Thanks MMT Information Service. Promoted to a post.

Bob Roddis said...

This platinum coin cartoon is outstanding.

http://imgur.com/htYO5

Not only does it apply to the coin but to the entirety of Keynesian excuse-making for the surreptitious stealing of purchasing power in all of its ghastly permutations. Further, the reaction to the coin proposal proves my suspicious that our present-day eager-beaver Keynesians and MMTers do not understand that the whole funny money regime is a scam that is supposed to remain obscure, mysterious, unintelligible and boring for average people. The coin proposal made the scam transparent and hilarious. Keep it up.

Unknown said...

Bob, don't you have to go and build a survival shelter or something?

Clonal said...

Mike Sandler at the Huffington Post - The Trillion-dollar Coin's Week of Fame

Quote:
Is the coin forever vanquished? Don't be so sure.

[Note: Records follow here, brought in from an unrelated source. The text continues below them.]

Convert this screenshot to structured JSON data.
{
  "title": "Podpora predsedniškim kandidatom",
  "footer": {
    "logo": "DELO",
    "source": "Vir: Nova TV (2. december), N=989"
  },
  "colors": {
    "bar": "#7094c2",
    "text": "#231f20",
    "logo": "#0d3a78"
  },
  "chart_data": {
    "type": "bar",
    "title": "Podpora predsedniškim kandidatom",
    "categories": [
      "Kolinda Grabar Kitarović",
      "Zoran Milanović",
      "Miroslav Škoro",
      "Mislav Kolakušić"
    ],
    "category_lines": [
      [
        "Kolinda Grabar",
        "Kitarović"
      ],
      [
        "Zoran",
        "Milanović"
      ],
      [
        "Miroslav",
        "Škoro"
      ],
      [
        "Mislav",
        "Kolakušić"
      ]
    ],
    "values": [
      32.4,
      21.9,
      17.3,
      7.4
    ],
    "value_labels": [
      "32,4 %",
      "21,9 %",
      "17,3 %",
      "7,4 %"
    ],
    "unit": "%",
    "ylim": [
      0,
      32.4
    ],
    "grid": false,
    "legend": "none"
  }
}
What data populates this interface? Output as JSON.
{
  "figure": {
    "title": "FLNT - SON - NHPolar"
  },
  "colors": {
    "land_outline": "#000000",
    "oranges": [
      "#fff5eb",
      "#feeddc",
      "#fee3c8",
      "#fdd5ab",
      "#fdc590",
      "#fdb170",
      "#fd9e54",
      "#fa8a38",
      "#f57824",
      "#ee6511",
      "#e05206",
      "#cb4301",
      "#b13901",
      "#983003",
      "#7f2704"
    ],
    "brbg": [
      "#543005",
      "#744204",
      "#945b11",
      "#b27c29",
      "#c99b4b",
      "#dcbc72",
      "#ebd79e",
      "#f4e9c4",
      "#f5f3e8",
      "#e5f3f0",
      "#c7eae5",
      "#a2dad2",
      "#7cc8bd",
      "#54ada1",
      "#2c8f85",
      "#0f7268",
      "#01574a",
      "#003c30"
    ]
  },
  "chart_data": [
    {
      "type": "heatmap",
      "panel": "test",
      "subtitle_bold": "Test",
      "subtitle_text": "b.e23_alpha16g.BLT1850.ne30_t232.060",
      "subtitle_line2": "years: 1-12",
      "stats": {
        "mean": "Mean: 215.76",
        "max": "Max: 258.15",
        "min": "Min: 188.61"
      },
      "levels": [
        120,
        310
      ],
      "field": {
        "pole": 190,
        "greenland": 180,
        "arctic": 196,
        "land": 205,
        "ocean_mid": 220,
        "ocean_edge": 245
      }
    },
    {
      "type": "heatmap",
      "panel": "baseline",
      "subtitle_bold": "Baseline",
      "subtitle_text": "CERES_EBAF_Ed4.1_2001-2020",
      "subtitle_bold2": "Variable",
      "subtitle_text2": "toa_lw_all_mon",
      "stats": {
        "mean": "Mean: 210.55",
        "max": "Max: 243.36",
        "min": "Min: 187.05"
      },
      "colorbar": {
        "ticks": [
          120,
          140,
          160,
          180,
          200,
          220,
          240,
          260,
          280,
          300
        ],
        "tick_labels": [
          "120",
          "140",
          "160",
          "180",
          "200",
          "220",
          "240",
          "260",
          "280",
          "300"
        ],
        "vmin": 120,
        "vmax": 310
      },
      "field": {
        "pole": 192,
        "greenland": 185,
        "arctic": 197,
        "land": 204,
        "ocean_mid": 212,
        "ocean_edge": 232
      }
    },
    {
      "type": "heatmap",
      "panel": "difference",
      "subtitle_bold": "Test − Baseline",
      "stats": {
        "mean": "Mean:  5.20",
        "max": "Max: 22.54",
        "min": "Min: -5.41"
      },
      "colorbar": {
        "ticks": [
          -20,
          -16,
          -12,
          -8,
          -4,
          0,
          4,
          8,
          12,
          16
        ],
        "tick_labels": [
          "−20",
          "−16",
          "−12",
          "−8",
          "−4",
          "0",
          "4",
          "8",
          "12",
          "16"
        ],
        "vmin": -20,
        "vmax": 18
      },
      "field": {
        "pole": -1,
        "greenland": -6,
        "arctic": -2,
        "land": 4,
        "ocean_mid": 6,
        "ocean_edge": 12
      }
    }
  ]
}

The trillion-dollar coin is a powerful meme because it is grounded in an understanding of how the monetary system actually works. Even coin detractors were often forced to recognize the validity of the coin's premise, if not its broader promise. So watch out: As the Vatican learned with Galileo, the truth has a way of resurfacing. Be on the lookout for debt-free, interest-free money, coming soon to a country-needlessly-plunged-into-recession-by-austerity near you.


Links to Joe Firestone

Tom Hickey said...

Thanks, Clonal. Promoted.

Adam1 said...

@Tom, absolutely agree.

While there is nothing operationally wrong or limiting in the current process it leads the average person to think just the opposite. It needs to end to end the perception. A year ago I would have just said educate everyone. Today I think bond sales need to end.

Ellen said...

For the record, I'm not opposed to banks creating money as credit and lending it into the economy. That's how individuals who don't have the sovereign right to issue money, and don't have wealthy parents, have to start out in life. I tried to be clear that by "debt-free" I meant debt-free to the government. There is no need for governments to borrow when they can issue.

I agree, it's a question of perception: everyone is terrified of imposing a massive "public debt" on our grandchildren. It's not just a matter of semantics; it actually changes our lifestyles and well-being. Fear of the growing public debt is used to justify cutting back on all sorts of necessary services, and for failing to pursue opportunities we could pursue if we were confident the money was there.

Tom Hickey said...

Thanks for coming by and clarifying that, Ellen. That's what I had assumed.